But since we’ve had the small girl, that division has changed. Firstly, while I was pregnant, we were cooking up not just a small girl, but also the plans for the extension with which we would replace the single-skin-brick ‘kitchen’ and ‘bathroom’ (I use these terms very loosely in this context…) which were here when we moved to the Earthenhouse. I was also finishing my PhD, and I can honestly say that, having thought all those claims regarding ‘pregnancy brain’ were just ridiculous females making excuses for their general state of dizziness, I WAS WRONG – I have never felt fuzzier in my life than I did when pregnant, and there came a point where it was all I could do to waddle through the work I need to get done on my thesis. The very thought of discussing extensions, planning applications and whatnot brought on palpitations, or, more often, a comatose state.

The old extension.
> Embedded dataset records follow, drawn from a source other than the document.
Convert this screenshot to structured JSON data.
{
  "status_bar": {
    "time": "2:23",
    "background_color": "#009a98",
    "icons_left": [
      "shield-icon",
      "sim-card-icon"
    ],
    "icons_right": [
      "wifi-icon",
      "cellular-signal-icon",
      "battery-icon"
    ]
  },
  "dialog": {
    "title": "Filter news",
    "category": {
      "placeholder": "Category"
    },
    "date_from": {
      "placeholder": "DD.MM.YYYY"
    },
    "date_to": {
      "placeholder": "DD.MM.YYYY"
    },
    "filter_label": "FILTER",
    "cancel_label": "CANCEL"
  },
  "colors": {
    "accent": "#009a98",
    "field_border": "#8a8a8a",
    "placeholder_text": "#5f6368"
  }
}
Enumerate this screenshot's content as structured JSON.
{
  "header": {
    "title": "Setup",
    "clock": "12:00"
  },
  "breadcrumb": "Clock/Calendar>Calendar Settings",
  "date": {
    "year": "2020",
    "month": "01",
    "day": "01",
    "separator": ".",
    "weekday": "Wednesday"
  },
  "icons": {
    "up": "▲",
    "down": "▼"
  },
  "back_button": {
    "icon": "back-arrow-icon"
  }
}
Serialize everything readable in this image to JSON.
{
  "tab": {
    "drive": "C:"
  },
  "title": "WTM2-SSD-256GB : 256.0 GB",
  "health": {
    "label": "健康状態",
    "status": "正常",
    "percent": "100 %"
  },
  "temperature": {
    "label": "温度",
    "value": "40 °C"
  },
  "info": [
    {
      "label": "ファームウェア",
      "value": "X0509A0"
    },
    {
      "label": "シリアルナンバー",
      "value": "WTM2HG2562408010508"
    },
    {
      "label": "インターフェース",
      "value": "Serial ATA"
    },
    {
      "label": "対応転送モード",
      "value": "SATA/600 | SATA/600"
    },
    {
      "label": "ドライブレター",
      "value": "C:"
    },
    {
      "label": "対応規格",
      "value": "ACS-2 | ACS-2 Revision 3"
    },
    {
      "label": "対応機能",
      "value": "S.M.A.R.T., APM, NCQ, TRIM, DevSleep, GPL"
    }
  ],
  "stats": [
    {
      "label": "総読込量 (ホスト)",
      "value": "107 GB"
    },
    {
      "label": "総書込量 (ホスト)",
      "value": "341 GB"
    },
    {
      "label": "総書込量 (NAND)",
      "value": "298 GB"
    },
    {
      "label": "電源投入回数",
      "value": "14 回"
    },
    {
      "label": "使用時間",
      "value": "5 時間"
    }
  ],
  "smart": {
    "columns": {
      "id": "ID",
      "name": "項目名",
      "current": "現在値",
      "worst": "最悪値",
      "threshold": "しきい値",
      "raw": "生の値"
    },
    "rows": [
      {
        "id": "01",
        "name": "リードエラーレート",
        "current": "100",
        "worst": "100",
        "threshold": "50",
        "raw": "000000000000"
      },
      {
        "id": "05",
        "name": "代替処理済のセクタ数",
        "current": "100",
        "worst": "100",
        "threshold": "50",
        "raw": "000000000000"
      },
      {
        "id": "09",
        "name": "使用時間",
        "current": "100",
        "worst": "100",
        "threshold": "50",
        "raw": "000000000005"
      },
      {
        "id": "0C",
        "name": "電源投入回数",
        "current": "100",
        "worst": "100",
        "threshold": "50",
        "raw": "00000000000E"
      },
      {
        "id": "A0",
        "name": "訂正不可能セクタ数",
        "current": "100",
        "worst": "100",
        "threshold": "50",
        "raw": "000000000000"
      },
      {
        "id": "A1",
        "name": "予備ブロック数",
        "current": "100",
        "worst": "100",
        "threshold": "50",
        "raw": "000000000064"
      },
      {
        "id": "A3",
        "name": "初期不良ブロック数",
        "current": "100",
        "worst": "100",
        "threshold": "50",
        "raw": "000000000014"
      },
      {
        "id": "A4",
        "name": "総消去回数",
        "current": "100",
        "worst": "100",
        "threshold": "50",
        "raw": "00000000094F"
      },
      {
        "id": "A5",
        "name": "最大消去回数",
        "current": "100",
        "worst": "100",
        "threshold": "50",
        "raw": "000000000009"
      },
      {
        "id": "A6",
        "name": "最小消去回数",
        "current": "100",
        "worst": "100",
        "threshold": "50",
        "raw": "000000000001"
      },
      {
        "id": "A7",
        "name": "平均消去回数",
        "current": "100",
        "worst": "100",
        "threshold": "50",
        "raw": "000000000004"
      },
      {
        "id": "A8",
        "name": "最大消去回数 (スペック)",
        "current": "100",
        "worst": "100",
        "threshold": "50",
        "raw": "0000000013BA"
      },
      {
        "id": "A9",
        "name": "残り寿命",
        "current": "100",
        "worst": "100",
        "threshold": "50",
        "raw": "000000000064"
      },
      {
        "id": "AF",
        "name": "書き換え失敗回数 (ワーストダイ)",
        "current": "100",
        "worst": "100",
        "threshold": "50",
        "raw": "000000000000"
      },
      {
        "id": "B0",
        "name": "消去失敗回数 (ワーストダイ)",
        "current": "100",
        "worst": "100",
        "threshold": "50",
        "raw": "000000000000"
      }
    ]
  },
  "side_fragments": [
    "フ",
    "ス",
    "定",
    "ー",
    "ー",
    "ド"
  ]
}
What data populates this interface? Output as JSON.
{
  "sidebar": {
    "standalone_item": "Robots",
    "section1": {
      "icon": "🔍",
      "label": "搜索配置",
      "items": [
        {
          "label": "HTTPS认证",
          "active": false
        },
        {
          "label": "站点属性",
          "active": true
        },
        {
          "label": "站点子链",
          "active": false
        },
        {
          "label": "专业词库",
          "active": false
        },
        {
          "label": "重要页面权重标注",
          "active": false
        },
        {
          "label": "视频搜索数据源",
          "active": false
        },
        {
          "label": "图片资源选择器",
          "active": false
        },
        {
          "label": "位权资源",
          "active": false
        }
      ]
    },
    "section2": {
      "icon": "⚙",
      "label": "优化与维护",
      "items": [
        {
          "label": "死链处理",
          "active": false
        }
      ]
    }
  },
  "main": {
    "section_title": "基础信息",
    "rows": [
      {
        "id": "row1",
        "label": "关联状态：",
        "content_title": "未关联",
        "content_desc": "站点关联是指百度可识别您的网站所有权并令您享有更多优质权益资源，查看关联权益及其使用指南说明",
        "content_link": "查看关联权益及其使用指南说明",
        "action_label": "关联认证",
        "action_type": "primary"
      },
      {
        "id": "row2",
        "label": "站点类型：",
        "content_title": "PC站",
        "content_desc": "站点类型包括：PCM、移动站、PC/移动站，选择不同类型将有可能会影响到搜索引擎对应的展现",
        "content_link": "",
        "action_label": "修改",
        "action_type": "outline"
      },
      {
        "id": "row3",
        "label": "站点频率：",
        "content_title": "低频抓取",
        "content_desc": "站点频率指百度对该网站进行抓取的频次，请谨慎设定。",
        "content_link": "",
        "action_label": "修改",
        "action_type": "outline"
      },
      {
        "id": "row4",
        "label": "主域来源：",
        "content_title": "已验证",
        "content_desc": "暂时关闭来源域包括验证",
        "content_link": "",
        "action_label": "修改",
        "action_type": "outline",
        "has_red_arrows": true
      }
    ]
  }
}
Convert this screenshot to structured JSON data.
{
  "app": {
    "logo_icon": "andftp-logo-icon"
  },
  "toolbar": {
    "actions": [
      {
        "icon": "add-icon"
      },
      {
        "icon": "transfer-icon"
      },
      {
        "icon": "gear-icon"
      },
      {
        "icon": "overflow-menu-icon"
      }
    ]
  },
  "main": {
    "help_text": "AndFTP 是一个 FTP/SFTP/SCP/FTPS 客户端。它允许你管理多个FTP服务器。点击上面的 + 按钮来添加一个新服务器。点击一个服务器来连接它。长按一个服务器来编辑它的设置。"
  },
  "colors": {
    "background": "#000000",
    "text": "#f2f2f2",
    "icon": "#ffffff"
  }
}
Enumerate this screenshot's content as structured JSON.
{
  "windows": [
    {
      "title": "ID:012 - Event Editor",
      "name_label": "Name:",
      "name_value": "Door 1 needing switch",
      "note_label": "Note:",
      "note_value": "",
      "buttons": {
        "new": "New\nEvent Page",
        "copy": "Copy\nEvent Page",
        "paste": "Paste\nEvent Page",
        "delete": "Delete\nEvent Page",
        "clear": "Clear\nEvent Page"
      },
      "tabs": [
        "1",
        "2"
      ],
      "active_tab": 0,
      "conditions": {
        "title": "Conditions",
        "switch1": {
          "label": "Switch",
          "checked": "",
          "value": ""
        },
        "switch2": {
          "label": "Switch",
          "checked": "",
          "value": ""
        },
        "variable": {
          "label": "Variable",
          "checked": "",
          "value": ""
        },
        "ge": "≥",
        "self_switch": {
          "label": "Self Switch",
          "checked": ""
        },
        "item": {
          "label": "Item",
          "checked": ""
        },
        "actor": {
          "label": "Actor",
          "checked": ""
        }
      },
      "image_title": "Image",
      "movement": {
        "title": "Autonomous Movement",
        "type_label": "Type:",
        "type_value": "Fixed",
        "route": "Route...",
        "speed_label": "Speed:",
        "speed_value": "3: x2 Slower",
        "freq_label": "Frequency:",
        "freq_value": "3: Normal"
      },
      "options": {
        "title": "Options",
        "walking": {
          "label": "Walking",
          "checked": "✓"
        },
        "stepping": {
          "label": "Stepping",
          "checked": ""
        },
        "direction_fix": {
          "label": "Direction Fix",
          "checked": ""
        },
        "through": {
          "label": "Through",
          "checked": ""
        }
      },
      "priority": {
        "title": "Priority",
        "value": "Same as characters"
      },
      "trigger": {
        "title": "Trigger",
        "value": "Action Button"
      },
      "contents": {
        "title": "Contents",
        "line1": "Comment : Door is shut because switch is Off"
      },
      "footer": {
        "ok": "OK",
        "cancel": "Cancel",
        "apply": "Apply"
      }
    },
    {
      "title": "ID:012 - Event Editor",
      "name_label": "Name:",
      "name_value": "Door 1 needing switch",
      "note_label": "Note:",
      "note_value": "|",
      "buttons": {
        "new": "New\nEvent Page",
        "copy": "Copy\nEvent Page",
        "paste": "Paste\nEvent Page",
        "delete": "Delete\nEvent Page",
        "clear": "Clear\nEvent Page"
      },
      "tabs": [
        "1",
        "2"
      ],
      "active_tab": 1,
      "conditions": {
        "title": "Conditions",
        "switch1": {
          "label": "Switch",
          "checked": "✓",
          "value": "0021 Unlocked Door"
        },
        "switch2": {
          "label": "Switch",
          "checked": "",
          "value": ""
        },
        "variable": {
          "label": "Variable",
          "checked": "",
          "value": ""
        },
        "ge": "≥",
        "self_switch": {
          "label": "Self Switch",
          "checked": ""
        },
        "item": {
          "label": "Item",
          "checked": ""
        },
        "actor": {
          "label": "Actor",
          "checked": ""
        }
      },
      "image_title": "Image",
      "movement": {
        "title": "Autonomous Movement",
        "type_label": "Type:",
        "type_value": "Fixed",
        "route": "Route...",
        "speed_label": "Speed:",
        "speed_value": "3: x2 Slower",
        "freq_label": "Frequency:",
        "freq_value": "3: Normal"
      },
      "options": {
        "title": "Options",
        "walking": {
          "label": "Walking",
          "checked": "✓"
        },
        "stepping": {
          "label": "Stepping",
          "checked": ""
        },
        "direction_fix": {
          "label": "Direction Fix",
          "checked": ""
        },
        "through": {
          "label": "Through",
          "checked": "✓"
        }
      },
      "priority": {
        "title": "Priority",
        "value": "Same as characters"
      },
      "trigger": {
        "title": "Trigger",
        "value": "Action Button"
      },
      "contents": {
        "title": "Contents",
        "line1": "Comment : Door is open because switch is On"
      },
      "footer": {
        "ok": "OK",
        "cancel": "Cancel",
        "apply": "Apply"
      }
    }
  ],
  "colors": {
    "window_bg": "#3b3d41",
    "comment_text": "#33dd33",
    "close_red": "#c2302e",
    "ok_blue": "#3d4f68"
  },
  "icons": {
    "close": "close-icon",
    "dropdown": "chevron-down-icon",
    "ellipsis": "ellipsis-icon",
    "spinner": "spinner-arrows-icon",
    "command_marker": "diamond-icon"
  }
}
Note buggered roof and frost on inside.

Because nothing says rural living like mouldy walls and fabric-like ceilings, right?

Why yes, since you ask: a tarp is absolutely an acceptable wall material.

Beginning to move into the new extension.

Note fairy lights, for where there are little lights, all is right with the world.

Men’s and Wimmin’s Work collides: bench saw and fermentation.

Just before this push on the garden.

Of course, we did talk about these things, because they were important, and needed decisions and whatnot, but I suppose that’s when the shift started.

And now, it’s largely Quercus who bears the brunt of the vast scale of the work our house needs to make it truly the home we want. (For now.) I have helped with things like lime rendering, and with dumper truck-driving, and with limewashing, and bathroom tiling, and various odds and sods like painting and sanding, but mostly, it’s been Quercus who’s out there slogging at it for horrible lengths of time, and it’s Quercus whose hands hurt from overuse of an SDS drill, or of a mixer, or of a breaker of some sort, and it’s Quercus who dropped the mixer on his leg yesterday because he’d been working too hard for too long, and I feel incredibly shifty.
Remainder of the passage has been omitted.